La Liberté est têtue. Le Livre d’un long voyage

La liberté est têtue. Le livre d’un long voyage

Le Chant de Powê s’honore de cette chronique qui vient éclairer la parution du manifeste La Liberté est têtue. Impulsé par le collectif #LoSyndicat, l’ouvrage réunit aussi bien des auteurs de ce collectif que des figures connues ou discrètes de la résistance gabonaise, en vue de parrainer la bibliothèque Imya de Port-Gentil, à travers les fonds générés par la vente dudit ouvrage. 

 

Ce titre, au-delà d’une probable exigence marketing, rend compte de façon pertinente de ce que je viens de découvrir au terme de cette lecture qui m’a permis, le temps d’une après-midi, de sortir du confinement que nous impose la situation sanitaire actuelle. Cette évasion m’a permis de rencontrer des compatriotes en voyage.

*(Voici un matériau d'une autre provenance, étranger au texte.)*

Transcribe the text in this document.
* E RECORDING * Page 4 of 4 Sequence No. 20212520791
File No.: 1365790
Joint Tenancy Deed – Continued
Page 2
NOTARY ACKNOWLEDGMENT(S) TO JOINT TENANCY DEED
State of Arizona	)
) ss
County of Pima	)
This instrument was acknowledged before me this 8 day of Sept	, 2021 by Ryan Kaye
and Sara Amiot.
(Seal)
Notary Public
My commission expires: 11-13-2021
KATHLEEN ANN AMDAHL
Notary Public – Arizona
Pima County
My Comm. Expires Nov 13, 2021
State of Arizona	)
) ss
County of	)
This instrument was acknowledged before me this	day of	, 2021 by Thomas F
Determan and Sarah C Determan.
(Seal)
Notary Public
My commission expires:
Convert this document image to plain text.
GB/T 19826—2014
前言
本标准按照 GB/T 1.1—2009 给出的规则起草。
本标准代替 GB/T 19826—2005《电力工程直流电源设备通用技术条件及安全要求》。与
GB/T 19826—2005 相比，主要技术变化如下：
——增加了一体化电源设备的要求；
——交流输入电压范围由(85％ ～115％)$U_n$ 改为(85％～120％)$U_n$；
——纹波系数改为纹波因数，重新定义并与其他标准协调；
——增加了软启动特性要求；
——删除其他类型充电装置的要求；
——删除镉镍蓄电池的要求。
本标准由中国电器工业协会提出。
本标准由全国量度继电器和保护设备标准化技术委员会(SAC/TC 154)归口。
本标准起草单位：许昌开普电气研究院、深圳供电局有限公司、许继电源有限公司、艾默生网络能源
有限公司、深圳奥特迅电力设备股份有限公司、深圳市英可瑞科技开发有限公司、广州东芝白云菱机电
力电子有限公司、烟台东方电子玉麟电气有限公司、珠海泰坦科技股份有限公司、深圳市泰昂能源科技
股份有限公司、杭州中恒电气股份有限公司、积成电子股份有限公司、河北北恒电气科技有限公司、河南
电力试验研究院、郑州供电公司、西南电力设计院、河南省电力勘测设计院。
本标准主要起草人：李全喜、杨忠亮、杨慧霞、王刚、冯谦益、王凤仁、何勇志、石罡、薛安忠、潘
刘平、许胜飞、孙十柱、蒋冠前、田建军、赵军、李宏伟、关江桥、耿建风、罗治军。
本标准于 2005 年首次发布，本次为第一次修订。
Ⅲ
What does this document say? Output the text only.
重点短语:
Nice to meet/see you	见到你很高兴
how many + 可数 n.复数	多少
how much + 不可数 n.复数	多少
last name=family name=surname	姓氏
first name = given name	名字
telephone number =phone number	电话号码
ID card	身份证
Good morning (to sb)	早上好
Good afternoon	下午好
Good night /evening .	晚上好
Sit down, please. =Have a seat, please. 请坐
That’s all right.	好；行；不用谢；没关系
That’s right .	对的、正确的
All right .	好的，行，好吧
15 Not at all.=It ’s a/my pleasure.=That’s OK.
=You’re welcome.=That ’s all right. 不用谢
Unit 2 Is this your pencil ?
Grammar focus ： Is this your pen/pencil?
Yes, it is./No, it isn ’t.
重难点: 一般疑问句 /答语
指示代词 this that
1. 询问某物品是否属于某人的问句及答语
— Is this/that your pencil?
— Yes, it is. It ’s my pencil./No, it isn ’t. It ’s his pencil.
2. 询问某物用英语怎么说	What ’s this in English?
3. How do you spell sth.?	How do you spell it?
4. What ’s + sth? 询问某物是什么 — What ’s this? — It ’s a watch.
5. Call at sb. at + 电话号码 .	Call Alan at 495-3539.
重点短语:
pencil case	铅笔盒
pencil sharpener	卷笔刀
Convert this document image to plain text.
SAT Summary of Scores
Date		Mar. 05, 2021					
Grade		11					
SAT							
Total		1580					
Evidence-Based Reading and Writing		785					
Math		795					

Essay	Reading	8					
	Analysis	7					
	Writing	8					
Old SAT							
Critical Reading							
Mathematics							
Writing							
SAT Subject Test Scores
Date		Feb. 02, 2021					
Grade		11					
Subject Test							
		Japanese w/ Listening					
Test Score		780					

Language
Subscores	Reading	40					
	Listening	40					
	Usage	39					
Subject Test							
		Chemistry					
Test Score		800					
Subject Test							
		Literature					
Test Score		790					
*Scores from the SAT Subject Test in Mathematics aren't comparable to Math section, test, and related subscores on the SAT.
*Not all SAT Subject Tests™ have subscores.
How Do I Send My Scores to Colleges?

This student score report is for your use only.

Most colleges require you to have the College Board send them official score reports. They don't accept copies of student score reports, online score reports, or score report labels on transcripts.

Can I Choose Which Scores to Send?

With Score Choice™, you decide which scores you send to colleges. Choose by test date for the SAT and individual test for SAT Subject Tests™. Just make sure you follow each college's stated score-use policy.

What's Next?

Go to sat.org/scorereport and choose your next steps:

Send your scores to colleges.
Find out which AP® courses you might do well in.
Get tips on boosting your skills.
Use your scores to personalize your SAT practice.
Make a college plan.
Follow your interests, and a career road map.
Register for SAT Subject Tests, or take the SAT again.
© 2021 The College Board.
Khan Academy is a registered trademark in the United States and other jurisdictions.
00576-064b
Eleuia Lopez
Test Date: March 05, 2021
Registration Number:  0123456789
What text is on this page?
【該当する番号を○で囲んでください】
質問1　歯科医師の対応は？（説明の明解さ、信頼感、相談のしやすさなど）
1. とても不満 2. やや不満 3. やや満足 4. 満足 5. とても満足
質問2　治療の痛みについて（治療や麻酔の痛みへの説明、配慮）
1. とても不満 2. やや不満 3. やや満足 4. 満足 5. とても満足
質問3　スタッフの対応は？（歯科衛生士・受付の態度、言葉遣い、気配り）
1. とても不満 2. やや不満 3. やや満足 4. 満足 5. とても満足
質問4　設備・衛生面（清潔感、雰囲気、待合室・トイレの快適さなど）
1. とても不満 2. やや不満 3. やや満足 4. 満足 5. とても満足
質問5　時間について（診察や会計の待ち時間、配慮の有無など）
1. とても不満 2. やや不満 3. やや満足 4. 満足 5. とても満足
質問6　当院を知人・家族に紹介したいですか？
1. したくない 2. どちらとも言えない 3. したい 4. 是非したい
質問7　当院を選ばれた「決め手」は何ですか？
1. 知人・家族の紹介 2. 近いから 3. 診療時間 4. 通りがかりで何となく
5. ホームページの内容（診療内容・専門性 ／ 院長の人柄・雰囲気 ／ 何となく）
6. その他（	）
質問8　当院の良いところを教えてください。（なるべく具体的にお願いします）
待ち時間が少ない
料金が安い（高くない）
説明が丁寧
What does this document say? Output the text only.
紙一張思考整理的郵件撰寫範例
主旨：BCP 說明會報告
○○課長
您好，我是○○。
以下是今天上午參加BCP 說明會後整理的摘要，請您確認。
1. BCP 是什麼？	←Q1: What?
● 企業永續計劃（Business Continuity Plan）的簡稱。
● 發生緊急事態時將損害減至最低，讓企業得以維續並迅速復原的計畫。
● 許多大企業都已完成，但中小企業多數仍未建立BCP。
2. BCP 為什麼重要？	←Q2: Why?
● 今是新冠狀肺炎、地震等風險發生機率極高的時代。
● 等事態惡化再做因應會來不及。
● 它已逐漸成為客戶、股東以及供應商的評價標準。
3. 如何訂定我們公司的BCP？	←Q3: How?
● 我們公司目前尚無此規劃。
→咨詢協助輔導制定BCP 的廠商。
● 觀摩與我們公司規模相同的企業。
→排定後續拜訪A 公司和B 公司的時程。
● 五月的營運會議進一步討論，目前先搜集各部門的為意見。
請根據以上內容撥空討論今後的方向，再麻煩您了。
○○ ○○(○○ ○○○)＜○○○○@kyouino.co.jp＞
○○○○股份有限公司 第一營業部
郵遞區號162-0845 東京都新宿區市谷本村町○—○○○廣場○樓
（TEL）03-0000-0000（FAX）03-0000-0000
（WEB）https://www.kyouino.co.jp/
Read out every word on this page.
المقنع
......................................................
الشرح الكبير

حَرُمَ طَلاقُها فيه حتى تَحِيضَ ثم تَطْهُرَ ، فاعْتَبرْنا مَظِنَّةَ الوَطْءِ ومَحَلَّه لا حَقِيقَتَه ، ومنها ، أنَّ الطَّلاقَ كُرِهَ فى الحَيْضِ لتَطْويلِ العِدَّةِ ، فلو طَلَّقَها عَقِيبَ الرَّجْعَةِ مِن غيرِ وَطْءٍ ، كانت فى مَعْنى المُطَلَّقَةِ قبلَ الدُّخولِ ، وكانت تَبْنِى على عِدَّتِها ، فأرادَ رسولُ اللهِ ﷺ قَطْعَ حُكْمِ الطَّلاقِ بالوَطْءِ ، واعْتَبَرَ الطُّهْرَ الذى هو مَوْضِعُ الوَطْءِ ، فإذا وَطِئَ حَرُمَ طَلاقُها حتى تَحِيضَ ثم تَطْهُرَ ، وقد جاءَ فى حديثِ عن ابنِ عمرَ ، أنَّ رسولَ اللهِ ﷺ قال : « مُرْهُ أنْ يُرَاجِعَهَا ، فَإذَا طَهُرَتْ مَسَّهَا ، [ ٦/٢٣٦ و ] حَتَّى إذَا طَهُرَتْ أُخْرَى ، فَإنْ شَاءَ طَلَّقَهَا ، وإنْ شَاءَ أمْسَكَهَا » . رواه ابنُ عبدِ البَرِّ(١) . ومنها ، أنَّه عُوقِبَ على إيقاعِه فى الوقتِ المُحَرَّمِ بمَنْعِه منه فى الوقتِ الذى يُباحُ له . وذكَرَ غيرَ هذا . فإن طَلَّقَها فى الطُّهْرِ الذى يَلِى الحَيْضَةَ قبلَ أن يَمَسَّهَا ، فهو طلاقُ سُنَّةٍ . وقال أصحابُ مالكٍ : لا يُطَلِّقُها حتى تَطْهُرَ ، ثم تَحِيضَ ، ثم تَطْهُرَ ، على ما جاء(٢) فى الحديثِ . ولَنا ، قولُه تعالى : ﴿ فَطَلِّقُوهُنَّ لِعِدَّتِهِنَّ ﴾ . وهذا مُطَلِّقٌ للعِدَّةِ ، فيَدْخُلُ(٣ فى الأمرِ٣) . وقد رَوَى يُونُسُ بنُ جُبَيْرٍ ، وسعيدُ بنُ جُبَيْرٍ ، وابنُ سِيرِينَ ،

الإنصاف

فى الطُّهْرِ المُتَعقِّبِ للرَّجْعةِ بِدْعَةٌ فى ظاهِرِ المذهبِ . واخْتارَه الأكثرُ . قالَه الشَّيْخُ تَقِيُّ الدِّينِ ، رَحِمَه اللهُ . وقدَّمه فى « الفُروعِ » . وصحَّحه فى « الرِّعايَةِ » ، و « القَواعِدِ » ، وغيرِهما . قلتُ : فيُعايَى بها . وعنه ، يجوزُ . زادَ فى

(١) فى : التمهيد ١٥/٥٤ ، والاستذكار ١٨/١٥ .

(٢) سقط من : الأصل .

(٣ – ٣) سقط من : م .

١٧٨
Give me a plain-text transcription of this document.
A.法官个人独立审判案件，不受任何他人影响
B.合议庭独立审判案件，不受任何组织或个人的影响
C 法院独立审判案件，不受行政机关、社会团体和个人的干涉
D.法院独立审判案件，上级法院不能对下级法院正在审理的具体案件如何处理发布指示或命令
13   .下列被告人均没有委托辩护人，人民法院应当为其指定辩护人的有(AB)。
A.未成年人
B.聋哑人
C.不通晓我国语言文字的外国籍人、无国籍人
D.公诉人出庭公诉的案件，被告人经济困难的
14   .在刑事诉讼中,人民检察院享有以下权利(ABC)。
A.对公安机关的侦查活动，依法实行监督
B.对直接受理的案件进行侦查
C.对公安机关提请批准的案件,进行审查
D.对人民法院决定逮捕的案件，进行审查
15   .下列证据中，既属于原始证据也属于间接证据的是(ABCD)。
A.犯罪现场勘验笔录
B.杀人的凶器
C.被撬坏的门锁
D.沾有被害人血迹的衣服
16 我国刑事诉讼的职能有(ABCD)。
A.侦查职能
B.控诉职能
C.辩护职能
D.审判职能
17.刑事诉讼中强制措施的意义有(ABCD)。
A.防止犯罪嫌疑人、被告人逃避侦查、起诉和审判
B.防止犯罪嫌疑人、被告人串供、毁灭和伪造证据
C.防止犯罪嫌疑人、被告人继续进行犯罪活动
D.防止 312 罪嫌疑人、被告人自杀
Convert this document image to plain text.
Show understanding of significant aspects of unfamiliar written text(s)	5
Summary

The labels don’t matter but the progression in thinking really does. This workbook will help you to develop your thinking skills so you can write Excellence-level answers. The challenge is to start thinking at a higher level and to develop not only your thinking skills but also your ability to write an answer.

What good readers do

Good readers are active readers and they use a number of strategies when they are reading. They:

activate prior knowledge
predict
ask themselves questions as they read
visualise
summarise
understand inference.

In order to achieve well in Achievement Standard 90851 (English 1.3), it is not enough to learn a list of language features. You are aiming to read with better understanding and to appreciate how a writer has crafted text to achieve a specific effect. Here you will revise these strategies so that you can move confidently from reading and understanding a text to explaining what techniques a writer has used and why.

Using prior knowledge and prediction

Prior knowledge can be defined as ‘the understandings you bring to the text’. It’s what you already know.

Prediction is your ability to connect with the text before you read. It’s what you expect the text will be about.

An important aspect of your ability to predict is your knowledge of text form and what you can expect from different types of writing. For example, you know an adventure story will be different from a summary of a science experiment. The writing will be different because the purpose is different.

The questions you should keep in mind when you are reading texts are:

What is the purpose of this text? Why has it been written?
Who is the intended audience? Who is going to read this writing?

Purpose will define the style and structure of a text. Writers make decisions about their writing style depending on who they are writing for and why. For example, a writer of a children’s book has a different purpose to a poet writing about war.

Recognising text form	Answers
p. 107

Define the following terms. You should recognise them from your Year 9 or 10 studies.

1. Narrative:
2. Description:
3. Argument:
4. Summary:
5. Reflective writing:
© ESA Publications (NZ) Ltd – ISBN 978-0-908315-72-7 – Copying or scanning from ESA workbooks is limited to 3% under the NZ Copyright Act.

Ce voyage qui s’impose en réalité à tout citoyen Gabonais, du fait de l’environnement carcéral généralisé dans lequel vivent les habitants de ce pays, le Gabon, depuis tant de temps déjà, et que Larry Essouma dépeint avec beaucoup de virulence. Ce voyage, il faut le faire, même si on ne l’a pas choisi a priori comme les passagers à bord de ce véhicule aux mains d’un chauffard dont l’inconscience adossée à la méchanceté, expose la vie de tous au péril, et que N.S. Nanda dénonce avec a propos.

Ce voyage, il faut le poursuivre, mais cette fois de façon complètement assumée comme ce piroguier dont parle Le Presque Grand Bounguili. Ce voyage, c’est celui d’une quête, celle de la liberté. Une liberté qui s’arrache comme nous le rappelle Kevyn-Raphaël Sima. Oui, c’est connu de tous, la liberté ne se donne jamais par ceux et celles qui font le choix de la confisquer. « Elle ne se décrète pas » non plus. « Bien au contraire, elle s’arrache ». Elle est une révolution, celle de Sosthène Bounda, celle de tous les opprimés, il faut la conquérir, l’arracher.

Mais comment envisager d’arracher un bien si précieux sans courir le danger de perdre, perdre des amis, des privilèges et même parfois sa propre vie ? Et comment, conscient de tant de risques, s’engager tout de même dans un voyage si périlleux? Voilà de quoi décourager de nombreuses personnes. Joëlle Mpouho et sa sœur Arlette l’ont d’ailleurs bien compris, mais elles sont « têtues ». C’est sans doute pourquoi, comme chacun des passagers ayant consenti à faire ce voyage au-delà de ces dangers, elles pensent d’abord à la liberté de tous « envers et contre tous ». Elles pensent leur liberté de penser en vue de panser les blessures infligées à ce peuple, y compris par des membres de leur famille. Un tel courage force le respect. Elles donnent, aux côtés de Early Ndossi « enfant du système », la preuve que ce voyage n’exclut personne, sauf ceux qui, sur l’autel de leurs intérêts égoïstes, veulent continuer de sacrifier la liberté de tous ; cette liberté qui, selon Lindsay-Gail Ongoundou, participe de la responsabilité morale. Par principe donc, faire ce voyage devient un impératif catégorique.

Et si des nombreuses chutes peuvent décourager plus d’un, Cheryl Itanda nous rappelle que la finalité (la liberté) n’est jamais perdue, elle est simplement différée, il faut donc continuer de pagayer. Il faut le faire aussi avec la force de la foi comme Franck Jocktane, en considérant qu’elle est un ressort puissant pour poursuivre cette aventure, alors même que beaucoup y renoncent. La foi en Dieu, plutôt que de faire obstacle, comme certains faits ont pu, à tort ou à raison le faire penser, est en réalité ce moteur qui propulse le croyant dans ses luttes et en prenant parfois le relais lorsqu’épuisé par trop d’efforts, il ne trouve plus la force physique pour pagayer.

La foi, c’est en fin de compte croire que Dieu est juste et Il est justice. Dieu est juste en ce sens qu’Il justifie l’homme en le rendant juste, en le purifiant de ses péchés lorsque dans un élan de contrition, ce dernier revient à Lui. Il est justice parce qu’Il veut que l’homme vive dans la justice sociale, dans l’équité. C’est pour cela que, sans nécessairement porter la veste de résistant, je trouve un intérêt certain dans le combat noble que mènent les auteurs de ce manifeste.

Jean Davy Ndangha Ndong, Doctorant en théologie.